American Baptist College criticized for inviting lesbian preacher. Baptist groups squared off to criticize or support a historically African-American college in Nashville, Tenn., for inviting a lesbian minister who is married to another woman to speak on campus. The National Baptist Fellowship of Concerned Pastors, identified as “an informal fellowship of pastors with an affinity to the National Baptist Convention, USA, Inc.” issued a press release objecting to Yvette Flunder, founder of the San Francisco-based City of Refuge United Church of Christ, being invited to speak at American Baptist College during the 58th Garnett-Nabrit Lecture Series. The group called on American Baptist College President Forrest Harris to rescind the invitation and for Jerry Young, the new president of the National Baptist Convention, to release a statement clarifying his views on the subject. Two Texans—Dwight McKissic, pastor of Cornerstone Baptist Church in Arlington, and Randy Vaughn, pastor of Mount Sinai Missionary Baptist Church in Port Arthur—are co-coordinators of the Fellowship of Concerned Pastors. In response, Baptist leaders from congregations and national groups including the Alliance of Baptists, Association of Welcoming and Affirming Baptists, Baptist Peace Fellowship of North America and American Baptist Home Mission Societies issued a statement of support for the president and board of trustees at American Baptist College.

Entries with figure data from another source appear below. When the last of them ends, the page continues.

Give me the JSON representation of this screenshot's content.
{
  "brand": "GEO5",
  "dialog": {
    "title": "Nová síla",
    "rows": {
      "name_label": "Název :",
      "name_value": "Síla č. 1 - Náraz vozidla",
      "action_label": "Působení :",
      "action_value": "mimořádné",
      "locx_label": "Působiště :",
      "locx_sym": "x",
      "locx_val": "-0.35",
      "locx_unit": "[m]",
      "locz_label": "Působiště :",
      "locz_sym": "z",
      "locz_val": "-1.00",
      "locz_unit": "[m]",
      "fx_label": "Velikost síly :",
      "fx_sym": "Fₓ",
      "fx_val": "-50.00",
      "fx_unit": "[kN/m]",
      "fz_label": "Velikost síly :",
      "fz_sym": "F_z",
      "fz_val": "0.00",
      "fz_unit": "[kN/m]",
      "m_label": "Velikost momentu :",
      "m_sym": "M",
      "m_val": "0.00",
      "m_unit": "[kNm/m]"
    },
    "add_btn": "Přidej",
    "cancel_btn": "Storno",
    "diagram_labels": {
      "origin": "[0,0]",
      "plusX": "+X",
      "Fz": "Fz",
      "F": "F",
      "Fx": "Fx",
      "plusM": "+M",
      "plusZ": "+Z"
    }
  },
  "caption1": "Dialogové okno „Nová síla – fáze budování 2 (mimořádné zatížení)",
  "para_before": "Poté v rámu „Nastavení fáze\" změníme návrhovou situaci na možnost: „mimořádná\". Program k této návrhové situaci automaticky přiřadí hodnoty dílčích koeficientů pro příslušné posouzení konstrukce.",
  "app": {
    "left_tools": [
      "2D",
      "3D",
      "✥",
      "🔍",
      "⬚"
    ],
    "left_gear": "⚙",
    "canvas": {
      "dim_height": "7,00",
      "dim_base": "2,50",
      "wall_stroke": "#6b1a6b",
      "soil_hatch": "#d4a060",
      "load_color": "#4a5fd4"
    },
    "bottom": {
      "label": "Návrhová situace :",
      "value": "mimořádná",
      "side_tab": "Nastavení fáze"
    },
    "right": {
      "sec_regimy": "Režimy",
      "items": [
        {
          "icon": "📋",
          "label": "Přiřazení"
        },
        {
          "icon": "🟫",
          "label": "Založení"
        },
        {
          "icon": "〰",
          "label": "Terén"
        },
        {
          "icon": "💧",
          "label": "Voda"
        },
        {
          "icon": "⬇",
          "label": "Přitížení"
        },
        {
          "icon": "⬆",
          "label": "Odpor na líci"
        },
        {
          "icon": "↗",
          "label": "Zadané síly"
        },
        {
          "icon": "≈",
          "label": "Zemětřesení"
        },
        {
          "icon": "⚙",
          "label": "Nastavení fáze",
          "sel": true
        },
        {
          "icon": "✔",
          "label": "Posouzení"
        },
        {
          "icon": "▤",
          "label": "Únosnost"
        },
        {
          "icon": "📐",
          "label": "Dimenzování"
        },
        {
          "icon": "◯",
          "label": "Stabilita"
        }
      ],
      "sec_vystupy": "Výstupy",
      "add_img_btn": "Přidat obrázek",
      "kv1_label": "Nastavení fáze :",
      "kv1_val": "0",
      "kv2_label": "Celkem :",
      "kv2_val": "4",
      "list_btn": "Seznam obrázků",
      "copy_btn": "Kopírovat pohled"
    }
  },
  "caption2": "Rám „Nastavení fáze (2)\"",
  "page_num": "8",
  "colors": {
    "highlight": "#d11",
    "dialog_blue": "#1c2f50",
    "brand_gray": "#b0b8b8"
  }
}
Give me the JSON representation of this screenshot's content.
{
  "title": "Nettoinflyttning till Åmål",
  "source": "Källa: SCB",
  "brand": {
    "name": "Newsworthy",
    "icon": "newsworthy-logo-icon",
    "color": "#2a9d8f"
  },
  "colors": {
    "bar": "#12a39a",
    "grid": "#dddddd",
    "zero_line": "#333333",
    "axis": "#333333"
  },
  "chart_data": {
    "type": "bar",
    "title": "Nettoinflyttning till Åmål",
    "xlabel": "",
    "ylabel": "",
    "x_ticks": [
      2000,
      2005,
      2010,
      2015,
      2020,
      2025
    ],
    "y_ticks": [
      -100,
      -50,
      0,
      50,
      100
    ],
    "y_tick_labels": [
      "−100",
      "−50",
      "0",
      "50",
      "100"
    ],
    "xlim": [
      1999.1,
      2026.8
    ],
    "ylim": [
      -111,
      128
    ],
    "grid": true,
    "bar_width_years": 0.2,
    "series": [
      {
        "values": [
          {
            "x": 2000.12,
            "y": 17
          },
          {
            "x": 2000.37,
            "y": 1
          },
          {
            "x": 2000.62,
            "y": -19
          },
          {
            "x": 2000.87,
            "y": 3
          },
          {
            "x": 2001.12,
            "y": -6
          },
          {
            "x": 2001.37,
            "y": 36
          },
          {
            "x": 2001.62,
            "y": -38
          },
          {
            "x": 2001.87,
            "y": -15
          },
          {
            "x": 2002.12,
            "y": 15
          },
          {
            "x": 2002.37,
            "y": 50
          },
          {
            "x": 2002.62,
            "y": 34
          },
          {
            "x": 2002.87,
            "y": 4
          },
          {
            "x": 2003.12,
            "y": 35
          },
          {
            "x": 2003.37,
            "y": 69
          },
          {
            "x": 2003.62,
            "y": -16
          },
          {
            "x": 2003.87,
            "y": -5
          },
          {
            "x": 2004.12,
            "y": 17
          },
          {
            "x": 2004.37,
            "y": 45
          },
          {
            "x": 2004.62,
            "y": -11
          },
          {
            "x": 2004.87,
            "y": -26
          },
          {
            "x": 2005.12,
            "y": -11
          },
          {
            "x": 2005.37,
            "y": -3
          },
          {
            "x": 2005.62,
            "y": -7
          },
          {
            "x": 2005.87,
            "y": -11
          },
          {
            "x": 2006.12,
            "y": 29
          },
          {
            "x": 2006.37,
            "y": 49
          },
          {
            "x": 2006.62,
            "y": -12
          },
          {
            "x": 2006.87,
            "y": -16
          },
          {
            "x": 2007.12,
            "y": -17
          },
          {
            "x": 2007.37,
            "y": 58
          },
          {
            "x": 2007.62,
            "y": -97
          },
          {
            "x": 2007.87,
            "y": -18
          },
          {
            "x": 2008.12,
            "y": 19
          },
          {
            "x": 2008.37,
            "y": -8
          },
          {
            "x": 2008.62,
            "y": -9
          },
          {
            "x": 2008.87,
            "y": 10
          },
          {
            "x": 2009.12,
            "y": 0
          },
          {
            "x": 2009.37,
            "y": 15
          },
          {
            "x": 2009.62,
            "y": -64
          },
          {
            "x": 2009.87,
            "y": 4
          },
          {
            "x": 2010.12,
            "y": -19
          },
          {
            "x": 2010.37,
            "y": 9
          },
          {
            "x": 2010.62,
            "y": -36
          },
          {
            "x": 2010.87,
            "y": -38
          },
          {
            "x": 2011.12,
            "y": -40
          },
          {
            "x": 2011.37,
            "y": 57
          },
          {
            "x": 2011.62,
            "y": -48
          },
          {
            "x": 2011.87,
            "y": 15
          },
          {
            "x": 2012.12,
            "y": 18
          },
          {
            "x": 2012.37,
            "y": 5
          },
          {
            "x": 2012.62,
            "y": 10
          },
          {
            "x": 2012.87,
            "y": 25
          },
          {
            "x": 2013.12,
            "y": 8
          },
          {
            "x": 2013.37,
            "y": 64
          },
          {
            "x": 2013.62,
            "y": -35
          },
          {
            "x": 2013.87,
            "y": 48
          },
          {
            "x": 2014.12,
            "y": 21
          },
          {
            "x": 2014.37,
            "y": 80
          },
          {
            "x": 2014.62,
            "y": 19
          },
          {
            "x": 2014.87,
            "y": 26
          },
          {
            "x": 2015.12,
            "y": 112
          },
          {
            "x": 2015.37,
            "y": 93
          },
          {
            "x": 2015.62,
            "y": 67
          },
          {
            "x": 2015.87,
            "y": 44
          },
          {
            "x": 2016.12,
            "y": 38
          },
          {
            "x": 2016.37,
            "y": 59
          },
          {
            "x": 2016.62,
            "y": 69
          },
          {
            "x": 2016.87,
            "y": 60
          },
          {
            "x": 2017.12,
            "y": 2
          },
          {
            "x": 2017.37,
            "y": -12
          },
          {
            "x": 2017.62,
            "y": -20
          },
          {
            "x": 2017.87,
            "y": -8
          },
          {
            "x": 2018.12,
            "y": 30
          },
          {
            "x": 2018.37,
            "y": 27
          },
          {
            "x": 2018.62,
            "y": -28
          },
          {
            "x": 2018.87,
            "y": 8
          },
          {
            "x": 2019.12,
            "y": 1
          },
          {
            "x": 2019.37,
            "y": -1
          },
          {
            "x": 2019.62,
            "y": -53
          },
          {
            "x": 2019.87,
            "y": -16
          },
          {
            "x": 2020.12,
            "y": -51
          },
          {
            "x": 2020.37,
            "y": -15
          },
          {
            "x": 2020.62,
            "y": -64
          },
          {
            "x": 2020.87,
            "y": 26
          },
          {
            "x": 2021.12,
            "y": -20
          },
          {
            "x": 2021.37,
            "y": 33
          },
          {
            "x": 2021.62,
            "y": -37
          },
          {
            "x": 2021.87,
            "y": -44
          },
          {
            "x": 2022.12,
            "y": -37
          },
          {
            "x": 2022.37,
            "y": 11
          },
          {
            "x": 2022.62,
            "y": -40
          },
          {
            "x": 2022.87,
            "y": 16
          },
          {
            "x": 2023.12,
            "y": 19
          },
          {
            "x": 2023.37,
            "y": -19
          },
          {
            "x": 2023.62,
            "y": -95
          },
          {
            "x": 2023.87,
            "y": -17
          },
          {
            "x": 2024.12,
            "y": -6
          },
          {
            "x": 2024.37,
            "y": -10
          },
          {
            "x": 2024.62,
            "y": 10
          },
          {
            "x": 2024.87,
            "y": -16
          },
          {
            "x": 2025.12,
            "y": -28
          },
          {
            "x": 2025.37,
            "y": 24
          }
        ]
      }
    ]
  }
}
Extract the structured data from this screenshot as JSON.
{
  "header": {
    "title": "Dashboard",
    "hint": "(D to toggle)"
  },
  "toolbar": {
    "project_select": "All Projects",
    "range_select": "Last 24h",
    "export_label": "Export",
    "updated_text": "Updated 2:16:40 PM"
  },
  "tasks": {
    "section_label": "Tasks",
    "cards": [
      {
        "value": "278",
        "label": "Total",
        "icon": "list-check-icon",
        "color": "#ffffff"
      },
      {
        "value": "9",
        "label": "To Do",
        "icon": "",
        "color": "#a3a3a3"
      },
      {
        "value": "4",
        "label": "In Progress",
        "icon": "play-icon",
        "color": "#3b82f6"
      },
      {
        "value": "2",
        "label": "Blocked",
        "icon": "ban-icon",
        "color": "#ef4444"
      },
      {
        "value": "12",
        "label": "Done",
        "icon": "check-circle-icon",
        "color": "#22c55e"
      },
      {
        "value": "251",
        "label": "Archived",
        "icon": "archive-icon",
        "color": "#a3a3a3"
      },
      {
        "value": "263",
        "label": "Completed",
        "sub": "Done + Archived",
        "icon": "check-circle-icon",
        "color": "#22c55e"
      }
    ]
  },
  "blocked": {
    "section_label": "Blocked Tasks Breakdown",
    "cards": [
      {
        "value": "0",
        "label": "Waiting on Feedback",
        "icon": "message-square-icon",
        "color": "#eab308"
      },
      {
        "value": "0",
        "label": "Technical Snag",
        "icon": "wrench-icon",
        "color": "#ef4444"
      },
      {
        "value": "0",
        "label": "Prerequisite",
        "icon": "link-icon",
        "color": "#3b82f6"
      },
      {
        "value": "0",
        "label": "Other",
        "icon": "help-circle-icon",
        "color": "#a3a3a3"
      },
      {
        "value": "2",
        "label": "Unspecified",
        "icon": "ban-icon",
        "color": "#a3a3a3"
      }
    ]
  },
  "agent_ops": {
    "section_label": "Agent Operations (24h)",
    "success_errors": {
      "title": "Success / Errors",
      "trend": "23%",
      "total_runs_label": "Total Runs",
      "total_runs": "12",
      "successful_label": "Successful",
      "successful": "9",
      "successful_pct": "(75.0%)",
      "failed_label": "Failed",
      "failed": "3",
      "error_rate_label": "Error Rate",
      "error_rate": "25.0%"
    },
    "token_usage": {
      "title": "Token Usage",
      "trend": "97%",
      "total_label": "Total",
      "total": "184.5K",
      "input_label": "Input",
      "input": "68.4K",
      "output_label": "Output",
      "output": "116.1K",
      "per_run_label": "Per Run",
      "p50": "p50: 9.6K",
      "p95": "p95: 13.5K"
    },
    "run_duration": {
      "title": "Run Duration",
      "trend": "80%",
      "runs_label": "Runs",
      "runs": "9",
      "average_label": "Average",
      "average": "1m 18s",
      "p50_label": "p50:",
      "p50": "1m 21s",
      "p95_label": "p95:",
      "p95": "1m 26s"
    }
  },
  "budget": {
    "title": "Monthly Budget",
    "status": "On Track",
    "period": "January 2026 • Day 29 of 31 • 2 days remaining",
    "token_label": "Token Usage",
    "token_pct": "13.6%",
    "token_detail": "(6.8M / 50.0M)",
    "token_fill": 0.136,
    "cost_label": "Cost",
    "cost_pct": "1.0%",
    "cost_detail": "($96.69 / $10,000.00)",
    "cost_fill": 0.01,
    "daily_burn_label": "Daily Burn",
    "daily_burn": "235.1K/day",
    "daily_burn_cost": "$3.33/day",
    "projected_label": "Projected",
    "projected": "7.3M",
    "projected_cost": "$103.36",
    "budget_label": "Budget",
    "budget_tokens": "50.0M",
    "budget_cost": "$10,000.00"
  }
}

Liberian seminary re-opens after Ebola crisis. The Liberia Baptist Theological Seminary reopened after six months of closure prompted by the Ebola crisis in West Africa. Richard Wilson, a Mercer University professor named in 2013 as president of the seminary associated with the Liberia Baptist Missionary and Educational Convention, made an unplanned return to the United States after Liberian President Ellen Johnson Sirleaf closed the nation’s schools in a state of emergency declared Aug. 6. Sirleaf lifted the state of emergency in November, citing successes in keeping the spread of the virus at bay. Before closing the campus, seminary administrators announced the launch of Care for One Hundred, a project to provide basic needs for about 100 people living on campus suddenly out of work and largely isolated due to travel restrictions during the Ebola scare. The effort raised nearly $60,000, Wilson said, providing one basic meal a day for more than 1,000 people a month in four counties and seven compounds, including two orphanages. Wilson hopes to continue the program for at least six more months, while shifting his fund-raising efforts toward getting back to his original task of rebuilding infrastructure at the seminary opened in 1976 under auspices of the Southern Baptist Convention.